Actuellement, celle-ci est basée sur une démarche volontaire. « A partir du moment où l’entrée dans le régime repose sur du déclaratif, il faut que l’organisme de qualification puisse avoir le dernier mot, estime Eric Jost, directeur général de Qualibat. Si l’on entre dans le dispositif par la confiance et que le tribunal arbitre en faisant ce qu’il estime être juste – et c’est bien normal – mais en cassant nos décisions, il faut que le système ne soit plus déclaratif mais basé sur des données fiables et vérifiables, car nous n’avons pas la prérogative d’investigation. »

Les décisions du tribunal administratif ne vont pas toujours dans le sens de l’organisme qualificateur qui demande le retrait illico presto du RGE dès lors que des cas de non conformités sont constatés. « Prenons l’exemple de Futura Internationale (placée en liquidation judiciaire en septembre 2021) qui à l’époque a pu réaliser jusqu’à 20 M€ de CA en employant 150 personnes, se rappelle Eric Jost. Suite à la condamnation de la CNIL pour non-respect des règles RGPD (500 000€ d’amendes, NDLR), nous avons audité des chantiers afin de pouvoir lui retirer ses qualifications RGE. Mais suite à une saisine en référé liberté devant le tribunal administratif de Melun, le juge nous a demandé de lui réattribuer sa qualification. Le juge n’applique pas les textes réglementaires qui nous autorisent à retirer le RGE dès l’instant où une seule non-conformité a été observée. Il applique le droit dans toute sa largesse et protège les entreprises contre les atteintes à leur liberté d’entreprendre… ce qui nous  limite dans notre capacité à retirer le RGE. »

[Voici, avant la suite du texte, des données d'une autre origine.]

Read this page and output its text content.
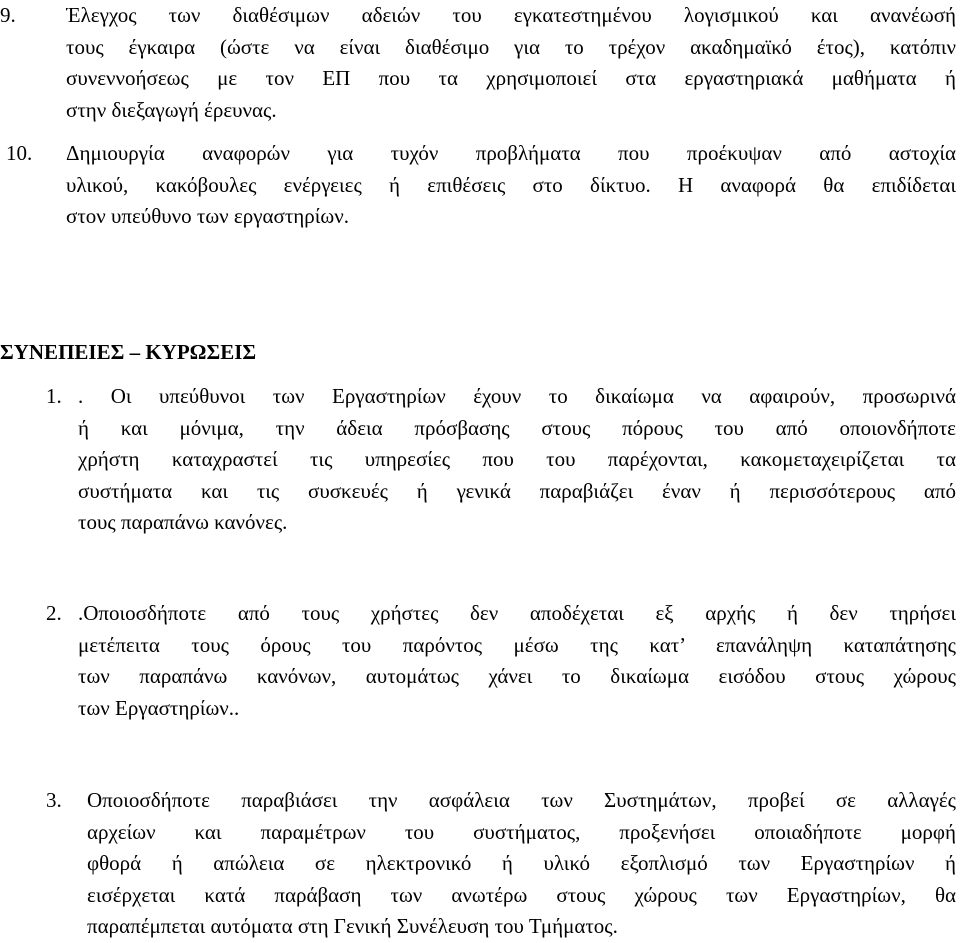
9. Έλεγχος των διαθέσιμων αδειών του εγκατεστημένου λογισμικού και ανανέωσή
τους έγκαιρα (ώστε να είναι διαθέσιμο για το τρέχον ακαδημαϊκό έτος), κατόπιν
συνεννοήσεως με τον ΕΠ που τα χρησιμοποιεί στα εργαστηριακά μαθήματα ή
στην διεξαγωγή έρευνας.
10. Δημιουργία αναφορών για τυχόν προβλήματα που προέκυψαν από αστοχία
υλικού, κακόβουλες ενέργειες ή επιθέσεις στο δίκτυο. Η αναφορά θα επιδίδεται
στον υπεύθυνο των εργαστηρίων.
ΣΥΝΕΠΕΙΕΣ – ΚΥΡΩΣΕΙΣ
1. . Οι υπεύθυνοι των Εργαστηρίων έχουν το δικαίωμα να αφαιρούν, προσωρινά
ή και μόνιμα, την άδεια πρόσβασης στους πόρους του από οποιονδήποτε
χρήστη καταχραστεί τις υπηρεσίες που του παρέχονται, κακομεταχειρίζεται τα
συστήματα και τις συσκευές ή γενικά παραβιάζει έναν ή περισσότερους από
τους παραπάνω κανόνες.
2. .Οποιοσδήποτε από τους χρήστες δεν αποδέχεται εξ αρχής ή δεν τηρήσει
μετέπειτα τους όρους του παρόντος μέσω της κατ’ επανάληψη καταπάτησης
των παραπάνω κανόνων, αυτομάτως χάνει το δικαίωμα εισόδου στους χώρους
των Εργαστηρίων..
3. Οποιοσδήποτε παραβιάσει την ασφάλεια των Συστημάτων, προβεί σε αλλαγές
αρχείων και παραμέτρων του συστήματος, προξενήσει οποιαδήποτε μορφή
φθορά ή απώλεια σε ηλεκτρονικό ή υλικό εξοπλισμό των Εργαστηρίων ή
εισέρχεται κατά παράβαση των ανωτέρω στους χώρους των Εργαστηρίων, θα
παραπέμπεται αυτόματα στη Γενική Συνέλευση του Τμήματος.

Ce qui fait formuler à Eric Jost une autre proposition : « séparer le lien entre RGE et CEE. Un entreprise qui réalise 20M€ de chiffres d’affaires grâce aux offres à 1€ ne réalise pas 20 millions de travaux ! Nous demandons donc à ce qu’une entreprise qui réalise son chiffre d’affaires grâce au négoce de CEE ne puisse pas accéder au RGE, ni réaliser de travaux. »

Complément d’enquête…

Résultat : pour retirer le RGE, il faut (sur)investiguer. « Nos équipes travaillent avec une grille de scoring permettant de détecter les cas douteux et d’investiguer, Gérard Senior, président de Qualibat. Nous demandons, par exemple, l’attestation de la caisse congés payés du bâtiment pour connaître le nombre de salariés, leurs liasses fiscales… Mais même avec ces données-là, nous sommes franchement démunis. Pour retirer le RGE de certaines entreprises, nous détenons jusqu’à 7 audits avec des non-conformités afin de montrer au juge l’incompétence de l’entreprise et motiver le retrait du RGE. Je rappelle qu’une seule non-conformité suffit à retirer le RGE en théorie… Cela peut prendre jusqu’à 18 mois ! Sur une quinzaine de décisions de retrait, le juge nous a demandé de redonner le RGE dans quatre dossiers, parce que nous n’étions pas allés assez loin dans toutes les précautions à prendre. »

Qualibat se montre par ailleurs de plus en plus restrictif à l’entrée. « Il est beaucoup plus facile de ne pas laisser une entreprise suspecte que de chercher à la faire sortir du dispositif », précise Eric Jost. Ce dernier observe la hausse des demandes de qualification RGE Etudes, permettant de réaliser entre autre, des audits énergétiques. Rappelons que la réalisation d’un audit énergétique sera obligatoire à partir du 1er avril prochain pour mettre en vente une passoire énergétique (maison ou immeuble étiqueté F ou G).